Pearlie Ovules
How many times has this happened to you?
You open your door to what you expect to be mute admiration but instead, there they are, those pesky oleoreptiles. Or you step on the gas for what you expect to be insufferable solitude but find, instead, musical chairs. Do you find that facing the music is just too damn sphincteric?
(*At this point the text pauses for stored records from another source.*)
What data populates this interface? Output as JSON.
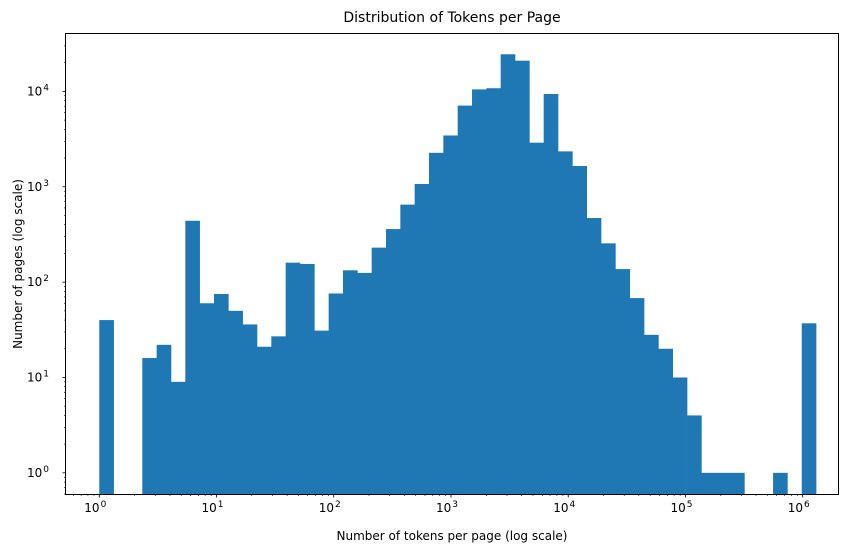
{
  "chart_data": {
    "type": "bar",
    "title": "Distribution of Tokens per Page",
    "xlabel": "Number of tokens per page (log scale)",
    "ylabel": "Number of pages (log scale)",
    "xscale": "log",
    "yscale": "log",
    "xlim": [
      0.52,
      2000000
    ],
    "ylim": [
      0.6,
      40000
    ],
    "grid": false,
    "bar_color": "#1f77b4",
    "x_ticks": [
      {
        "value": 1,
        "base": "10",
        "exp": "0"
      },
      {
        "value": 10,
        "base": "10",
        "exp": "1"
      },
      {
        "value": 100,
        "base": "10",
        "exp": "2"
      },
      {
        "value": 1000,
        "base": "10",
        "exp": "3"
      },
      {
        "value": 10000,
        "base": "10",
        "exp": "4"
      },
      {
        "value": 100000,
        "base": "10",
        "exp": "5"
      },
      {
        "value": 1000000,
        "base": "10",
        "exp": "6"
      }
    ],
    "y_ticks": [
      {
        "value": 1,
        "base": "10",
        "exp": "0"
      },
      {
        "value": 10,
        "base": "10",
        "exp": "1"
      },
      {
        "value": 100,
        "base": "10",
        "exp": "2"
      },
      {
        "value": 1000,
        "base": "10",
        "exp": "3"
      },
      {
        "value": 10000,
        "base": "10",
        "exp": "4"
      }
    ],
    "bins": {
      "start": 1,
      "end": 1300000,
      "count": 50
    },
    "counts": [
      40,
      0,
      0,
      16,
      22,
      9,
      440,
      60,
      75,
      50,
      36,
      21,
      27,
      160,
      155,
      31,
      76,
      133,
      125,
      230,
      360,
      650,
      1070,
      2270,
      3450,
      7100,
      10500,
      10800,
      24500,
      21000,
      2900,
      9400,
      2350,
      1650,
      470,
      255,
      137,
      68,
      28,
      20,
      10,
      4,
      1,
      1,
      1,
      0,
      0,
      1,
      0,
      37
    ]
  }
}
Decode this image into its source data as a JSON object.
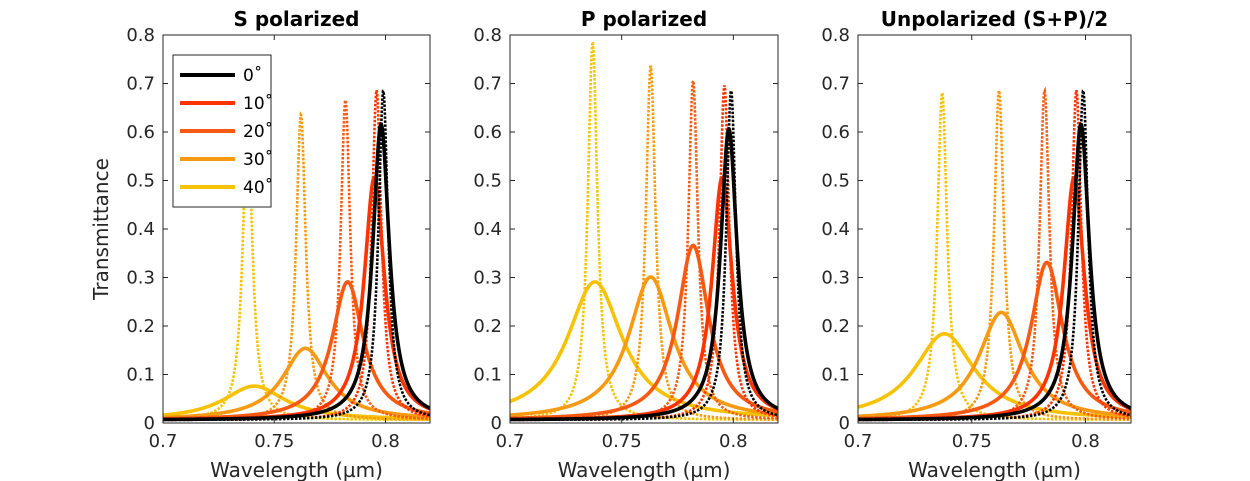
{
  "chart_data": [
    {
      "type": "line",
      "title": "S polarized",
      "xlabel": "Wavelength (µm)",
      "ylabel": "Transmittance",
      "xlim": [
        0.7,
        0.82
      ],
      "ylim": [
        0,
        0.8
      ],
      "xticks": [
        "0.7",
        "0.75",
        "0.8"
      ],
      "yticks": [
        "0",
        "0.1",
        "0.2",
        "0.3",
        "0.4",
        "0.5",
        "0.6",
        "0.7",
        "0.8"
      ],
      "legend_position": "top-left",
      "series": [
        {
          "name": "0˚",
          "color": "#000000",
          "solid": {
            "center": 0.798,
            "peak": 0.61,
            "width": 0.0045
          },
          "dotted": {
            "center": 0.799,
            "peak": 0.68,
            "width": 0.0026
          }
        },
        {
          "name": "10˚",
          "color": "#ff3300",
          "solid": {
            "center": 0.795,
            "peak": 0.5,
            "width": 0.0055
          },
          "dotted": {
            "center": 0.796,
            "peak": 0.68,
            "width": 0.0026
          }
        },
        {
          "name": "20˚",
          "color": "#f65a12",
          "solid": {
            "center": 0.783,
            "peak": 0.285,
            "width": 0.0085
          },
          "dotted": {
            "center": 0.782,
            "peak": 0.66,
            "width": 0.0026
          }
        },
        {
          "name": "30˚",
          "color": "#f79a12",
          "solid": {
            "center": 0.764,
            "peak": 0.148,
            "width": 0.0125
          },
          "dotted": {
            "center": 0.762,
            "peak": 0.63,
            "width": 0.0026
          }
        },
        {
          "name": "40˚",
          "color": "#f7c203",
          "solid": {
            "center": 0.741,
            "peak": 0.07,
            "width": 0.017
          },
          "dotted": {
            "center": 0.738,
            "peak": 0.62,
            "width": 0.0026
          }
        }
      ]
    },
    {
      "type": "line",
      "title": "P polarized",
      "xlabel": "Wavelength (µm)",
      "ylabel": "",
      "xlim": [
        0.7,
        0.82
      ],
      "ylim": [
        0,
        0.8
      ],
      "xticks": [
        "0.7",
        "0.75",
        "0.8"
      ],
      "yticks": [
        "0",
        "0.1",
        "0.2",
        "0.3",
        "0.4",
        "0.5",
        "0.6",
        "0.7",
        "0.8"
      ],
      "series": [
        {
          "name": "0˚",
          "color": "#000000",
          "solid": {
            "center": 0.798,
            "peak": 0.6,
            "width": 0.0045
          },
          "dotted": {
            "center": 0.799,
            "peak": 0.68,
            "width": 0.0026
          }
        },
        {
          "name": "10˚",
          "color": "#ff3300",
          "solid": {
            "center": 0.795,
            "peak": 0.5,
            "width": 0.0055
          },
          "dotted": {
            "center": 0.796,
            "peak": 0.69,
            "width": 0.0026
          }
        },
        {
          "name": "20˚",
          "color": "#f65a12",
          "solid": {
            "center": 0.782,
            "peak": 0.36,
            "width": 0.0085
          },
          "dotted": {
            "center": 0.782,
            "peak": 0.7,
            "width": 0.0026
          }
        },
        {
          "name": "30˚",
          "color": "#f79a12",
          "solid": {
            "center": 0.763,
            "peak": 0.295,
            "width": 0.012
          },
          "dotted": {
            "center": 0.763,
            "peak": 0.73,
            "width": 0.0026
          }
        },
        {
          "name": "40˚",
          "color": "#f7c203",
          "solid": {
            "center": 0.738,
            "peak": 0.285,
            "width": 0.015
          },
          "dotted": {
            "center": 0.737,
            "peak": 0.78,
            "width": 0.0026
          }
        }
      ]
    },
    {
      "type": "line",
      "title": "Unpolarized (S+P)/2",
      "xlabel": "Wavelength (µm)",
      "ylabel": "",
      "xlim": [
        0.7,
        0.82
      ],
      "ylim": [
        0,
        0.8
      ],
      "xticks": [
        "0.7",
        "0.75",
        "0.8"
      ],
      "yticks": [
        "0",
        "0.1",
        "0.2",
        "0.3",
        "0.4",
        "0.5",
        "0.6",
        "0.7",
        "0.8"
      ],
      "series": [
        {
          "name": "0˚",
          "color": "#000000",
          "solid": {
            "center": 0.798,
            "peak": 0.61,
            "width": 0.0045
          },
          "dotted": {
            "center": 0.799,
            "peak": 0.68,
            "width": 0.0026
          }
        },
        {
          "name": "10˚",
          "color": "#ff3300",
          "solid": {
            "center": 0.795,
            "peak": 0.5,
            "width": 0.0055
          },
          "dotted": {
            "center": 0.796,
            "peak": 0.68,
            "width": 0.0026
          }
        },
        {
          "name": "20˚",
          "color": "#f65a12",
          "solid": {
            "center": 0.783,
            "peak": 0.325,
            "width": 0.0085
          },
          "dotted": {
            "center": 0.782,
            "peak": 0.68,
            "width": 0.0026
          }
        },
        {
          "name": "30˚",
          "color": "#f79a12",
          "solid": {
            "center": 0.763,
            "peak": 0.222,
            "width": 0.012
          },
          "dotted": {
            "center": 0.762,
            "peak": 0.68,
            "width": 0.0026
          }
        },
        {
          "name": "40˚",
          "color": "#f7c203",
          "solid": {
            "center": 0.738,
            "peak": 0.178,
            "width": 0.016
          },
          "dotted": {
            "center": 0.737,
            "peak": 0.675,
            "width": 0.0026
          }
        }
      ]
    }
  ]
}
No more. Take the point/counterpoint out of this misery once and for all with the pint/quarterpint handy demi-jug of pearlie ovules. They splice, they dice, and they even make julienne fries. Why take a chance? If this weren't a free world, you'd have to order them. So, order yours now!
BUT WAIT!!
If you order in the next 15 minutes, you'll receive an extra order of rodeo tapestry, pre-soiled and ready for hanging. (Cockleburs not included.)
AND THAT'S NOT ALL!!
If you identify the MYSTERY ACTION (user defined), we will send you a new college degree, complete with its prestigious student debt. (A new degree and its debt will arrive every other week! Just pay for the extra shipping.)
You lose money NOT buying this. Pearlie Ovules. A hobby for Dad. A craft for Mom. A miscreant for the kids. Make your neighbors homicidal with envy. It's only your life, after all.
(Not available in any stores. If they don't want to sell them, that's up to them. Not available in Puerto Rico.)